Jakarta – Direktorat Tindak Pidana Ekonomi Khusus (Dirtipideksus) Bareskrim Polri mengumumkan bahwa kasus gagal bayar PT Dana Syariah Indonesia (DSI) terhadap para pemberi pinjaman (lender) telah memasuki tahap penyidikan. Dirtipideksus Bareskrim Polri, Brigjen Ade Safri Simanjuntak, menegaskan bahwa pihaknya akan menjalankan proses penegakan hukum secara transparan dan akuntabel.
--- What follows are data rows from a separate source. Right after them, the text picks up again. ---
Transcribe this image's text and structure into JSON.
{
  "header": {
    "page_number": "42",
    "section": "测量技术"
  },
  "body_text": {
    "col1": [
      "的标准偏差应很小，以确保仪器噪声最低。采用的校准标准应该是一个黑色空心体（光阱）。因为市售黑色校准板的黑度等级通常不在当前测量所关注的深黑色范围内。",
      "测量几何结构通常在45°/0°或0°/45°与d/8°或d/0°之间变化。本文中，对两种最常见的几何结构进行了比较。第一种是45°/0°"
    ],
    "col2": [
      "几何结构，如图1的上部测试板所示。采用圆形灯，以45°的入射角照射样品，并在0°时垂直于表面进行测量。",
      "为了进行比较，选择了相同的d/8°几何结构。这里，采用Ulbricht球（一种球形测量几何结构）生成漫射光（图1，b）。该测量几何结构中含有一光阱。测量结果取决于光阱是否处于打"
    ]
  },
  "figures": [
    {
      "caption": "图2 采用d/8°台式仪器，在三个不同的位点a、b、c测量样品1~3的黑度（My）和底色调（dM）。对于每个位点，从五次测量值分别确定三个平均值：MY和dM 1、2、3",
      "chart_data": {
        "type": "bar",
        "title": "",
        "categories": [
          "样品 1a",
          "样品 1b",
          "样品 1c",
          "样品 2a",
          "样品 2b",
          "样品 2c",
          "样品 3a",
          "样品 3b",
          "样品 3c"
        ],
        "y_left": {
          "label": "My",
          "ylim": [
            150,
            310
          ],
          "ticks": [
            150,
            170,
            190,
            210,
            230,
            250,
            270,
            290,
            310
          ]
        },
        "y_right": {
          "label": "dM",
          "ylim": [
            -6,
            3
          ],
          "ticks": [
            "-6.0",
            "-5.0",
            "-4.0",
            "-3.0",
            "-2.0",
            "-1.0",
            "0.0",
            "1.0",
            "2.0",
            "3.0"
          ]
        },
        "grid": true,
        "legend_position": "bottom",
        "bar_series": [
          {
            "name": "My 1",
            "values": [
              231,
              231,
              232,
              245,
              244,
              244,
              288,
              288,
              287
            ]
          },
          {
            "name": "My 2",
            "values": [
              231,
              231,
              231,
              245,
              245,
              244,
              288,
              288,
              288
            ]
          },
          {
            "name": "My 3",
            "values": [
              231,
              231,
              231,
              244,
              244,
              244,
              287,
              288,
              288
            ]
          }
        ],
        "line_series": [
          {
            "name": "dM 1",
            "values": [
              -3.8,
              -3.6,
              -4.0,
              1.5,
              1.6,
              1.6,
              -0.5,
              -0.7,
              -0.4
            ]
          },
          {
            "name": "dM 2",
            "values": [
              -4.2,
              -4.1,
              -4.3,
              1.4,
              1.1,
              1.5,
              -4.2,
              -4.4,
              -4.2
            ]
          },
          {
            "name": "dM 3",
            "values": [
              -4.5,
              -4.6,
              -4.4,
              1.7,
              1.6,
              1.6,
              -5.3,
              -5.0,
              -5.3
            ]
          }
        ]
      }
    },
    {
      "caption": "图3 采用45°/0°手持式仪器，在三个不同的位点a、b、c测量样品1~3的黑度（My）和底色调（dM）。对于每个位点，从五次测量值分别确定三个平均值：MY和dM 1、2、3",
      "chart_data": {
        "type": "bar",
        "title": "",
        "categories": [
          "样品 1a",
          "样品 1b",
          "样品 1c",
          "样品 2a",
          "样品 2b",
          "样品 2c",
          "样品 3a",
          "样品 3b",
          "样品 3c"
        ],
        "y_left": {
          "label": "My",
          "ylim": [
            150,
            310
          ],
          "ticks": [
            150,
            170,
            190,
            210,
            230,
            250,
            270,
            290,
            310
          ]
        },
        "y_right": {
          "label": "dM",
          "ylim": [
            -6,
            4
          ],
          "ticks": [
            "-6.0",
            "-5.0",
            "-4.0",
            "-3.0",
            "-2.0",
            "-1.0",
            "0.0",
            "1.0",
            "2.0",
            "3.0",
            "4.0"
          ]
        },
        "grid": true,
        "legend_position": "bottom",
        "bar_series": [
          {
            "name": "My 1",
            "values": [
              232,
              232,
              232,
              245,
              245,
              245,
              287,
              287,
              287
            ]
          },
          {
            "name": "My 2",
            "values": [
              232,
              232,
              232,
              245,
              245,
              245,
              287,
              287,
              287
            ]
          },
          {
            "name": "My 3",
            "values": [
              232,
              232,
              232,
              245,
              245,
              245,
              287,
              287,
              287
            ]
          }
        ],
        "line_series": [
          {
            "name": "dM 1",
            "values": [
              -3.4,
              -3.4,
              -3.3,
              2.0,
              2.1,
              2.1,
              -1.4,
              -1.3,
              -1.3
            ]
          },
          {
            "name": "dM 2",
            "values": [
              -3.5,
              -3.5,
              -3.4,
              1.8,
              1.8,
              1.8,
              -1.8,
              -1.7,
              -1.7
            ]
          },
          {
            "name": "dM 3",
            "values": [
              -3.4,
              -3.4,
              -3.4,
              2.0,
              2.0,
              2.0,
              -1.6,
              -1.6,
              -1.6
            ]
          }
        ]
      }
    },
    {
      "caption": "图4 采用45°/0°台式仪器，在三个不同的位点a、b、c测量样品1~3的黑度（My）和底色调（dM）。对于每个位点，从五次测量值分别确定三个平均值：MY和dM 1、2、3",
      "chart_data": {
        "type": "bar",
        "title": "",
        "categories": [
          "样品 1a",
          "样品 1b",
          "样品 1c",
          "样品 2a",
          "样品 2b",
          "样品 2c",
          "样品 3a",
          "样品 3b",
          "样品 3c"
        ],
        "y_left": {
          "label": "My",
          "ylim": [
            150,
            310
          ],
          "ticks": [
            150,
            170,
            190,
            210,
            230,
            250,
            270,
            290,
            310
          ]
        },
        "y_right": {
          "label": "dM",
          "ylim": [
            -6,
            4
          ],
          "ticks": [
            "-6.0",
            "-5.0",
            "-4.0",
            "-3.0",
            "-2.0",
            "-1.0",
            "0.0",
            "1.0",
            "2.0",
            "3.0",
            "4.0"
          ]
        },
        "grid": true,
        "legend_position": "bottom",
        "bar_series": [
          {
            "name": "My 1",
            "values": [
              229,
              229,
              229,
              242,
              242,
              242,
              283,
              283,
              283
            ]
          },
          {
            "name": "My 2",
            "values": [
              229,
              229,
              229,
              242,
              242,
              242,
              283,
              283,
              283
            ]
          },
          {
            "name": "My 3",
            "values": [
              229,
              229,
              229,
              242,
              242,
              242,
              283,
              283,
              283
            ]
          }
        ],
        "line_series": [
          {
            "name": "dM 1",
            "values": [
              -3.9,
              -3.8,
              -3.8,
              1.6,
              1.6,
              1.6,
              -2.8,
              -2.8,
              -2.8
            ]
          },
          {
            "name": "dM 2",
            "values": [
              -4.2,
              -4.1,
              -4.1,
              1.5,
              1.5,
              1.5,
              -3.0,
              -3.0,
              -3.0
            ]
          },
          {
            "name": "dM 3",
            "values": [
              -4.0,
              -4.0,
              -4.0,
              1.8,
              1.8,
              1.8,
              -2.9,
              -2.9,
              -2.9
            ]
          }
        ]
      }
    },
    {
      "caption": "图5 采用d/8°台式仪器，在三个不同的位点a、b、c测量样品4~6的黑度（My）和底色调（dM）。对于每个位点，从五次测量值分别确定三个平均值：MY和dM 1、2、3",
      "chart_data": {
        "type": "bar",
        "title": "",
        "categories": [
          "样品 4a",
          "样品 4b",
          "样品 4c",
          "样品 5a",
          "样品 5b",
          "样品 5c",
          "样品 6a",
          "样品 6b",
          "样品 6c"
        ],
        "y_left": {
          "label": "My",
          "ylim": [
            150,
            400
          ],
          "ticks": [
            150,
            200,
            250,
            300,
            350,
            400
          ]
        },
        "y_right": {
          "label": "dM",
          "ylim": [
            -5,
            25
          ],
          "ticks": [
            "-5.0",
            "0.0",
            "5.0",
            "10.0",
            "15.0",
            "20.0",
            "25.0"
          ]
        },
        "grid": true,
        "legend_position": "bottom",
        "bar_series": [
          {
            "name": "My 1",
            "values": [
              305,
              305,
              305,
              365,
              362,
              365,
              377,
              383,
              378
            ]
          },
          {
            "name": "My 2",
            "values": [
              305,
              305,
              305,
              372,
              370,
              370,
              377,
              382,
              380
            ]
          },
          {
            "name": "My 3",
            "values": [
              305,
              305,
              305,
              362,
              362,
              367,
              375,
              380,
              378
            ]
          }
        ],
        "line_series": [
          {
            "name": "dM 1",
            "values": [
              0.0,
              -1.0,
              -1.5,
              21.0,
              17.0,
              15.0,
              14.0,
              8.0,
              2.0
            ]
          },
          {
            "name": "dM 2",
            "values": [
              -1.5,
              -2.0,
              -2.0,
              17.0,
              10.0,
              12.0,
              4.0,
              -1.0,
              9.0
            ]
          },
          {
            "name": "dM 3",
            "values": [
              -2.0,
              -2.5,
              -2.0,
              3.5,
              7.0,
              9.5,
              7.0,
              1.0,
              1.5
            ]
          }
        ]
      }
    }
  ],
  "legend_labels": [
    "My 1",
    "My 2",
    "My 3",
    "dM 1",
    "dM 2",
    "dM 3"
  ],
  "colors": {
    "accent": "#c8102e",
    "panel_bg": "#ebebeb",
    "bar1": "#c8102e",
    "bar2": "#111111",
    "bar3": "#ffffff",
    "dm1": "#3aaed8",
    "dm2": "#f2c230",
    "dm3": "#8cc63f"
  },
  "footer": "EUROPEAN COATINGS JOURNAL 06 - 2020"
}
Status Penyidikan Diungkap di DPR
Dalam rapat bersama Komisi III DPR RI di Senayan, Jakarta Pusat, pada Kamis (15/1/2026), Brigjen Ade Safri menyampaikan perkembangan penanganan perkara PT DSI. “Kami laporkan dan kami informasikan kepada pimpinan rapat dan yang kami hormati seluruh anggota Komisi III DPR RI bahwa status penanganan perkara PT DSI ini saat ini sudah masuk di tahap penyidikan,” ujar Ade Safri.
Ade Safri menjelaskan bahwa pihaknya telah mengantongi minimal dua alat bukti yang sah dari hasil penyelidikan. Penemuan ini mengindikasikan adanya peristiwa pidana yang terjadi dalam kasus tersebut. “Artinya bahwa dari fakta penyelidikan yang kami dapatkan untuk mencari dan menemukan apakah ada peristiwa pidana yang terjadi atau tidak dalam perkara a quo, dari hasil fakta penyelidikan kemudian kita lakukan gelar perkara dan forum gelar sepakat berangkat dari fakta-fakta penyelidikan didapatkan minimal dua calon alat bukti yang sah yang dikantongi oleh tim penyelidik,” jelasnya.
“Untuk status penanganan perkara ini ditingkatkan ke tahap penyidikan. Artinya, telah ditemukan peristiwa pidana dalam perkara a quo,” tegasnya.
Ribuan Lender Diduga Menjadi Korban
Bareskrim Polri telah menerima empat laporan polisi terkait dugaan gagal bayar yang dilakukan oleh platform investasi PT Dana Syariah Indonesia (DSI) kepada para pemberi pinjaman. Ade Safri merinci bahwa salah satu laporan berasal dari Otoritas Jasa Keuangan (OJK), sementara tiga laporan lainnya diajukan oleh kuasa hukum beberapa lender ke Bareskrim Polri. Terdapat pula satu laporan yang ditarik dari Polda Metro Jaya.
“Dan untuk dari hasil identifikasi dari hasil pengawasan maupun pemeriksaan khusus yang dilakukan oleh teman-teman OJK, setidaknya ada 1.500 lender yang kemudian kita tengarai diduga korban dari hasil pemeriksaan OJK di periode 2021 hingga tahun 2025,” ungkap Ade Safri.
Potensi Korban Lebih Luas
Bareskrim tidak menutup kemungkinan jumlah korban dalam kasus gagal bayar PT DSI ini akan bertambah. Fakta penyelidikan menunjukkan bahwa PT DSI telah beroperasi sejak tahun 2018, bahkan sebelum mengantongi izin usaha dari OJK.
“Kami mendapatkan fakta penyelidikan PT DSI ini sudah melakukan operasional terkait dengan usahanya,” ujar Ade Safri, mengindikasikan potensi kerugian yang lebih luas bagi para pemberi pinjaman.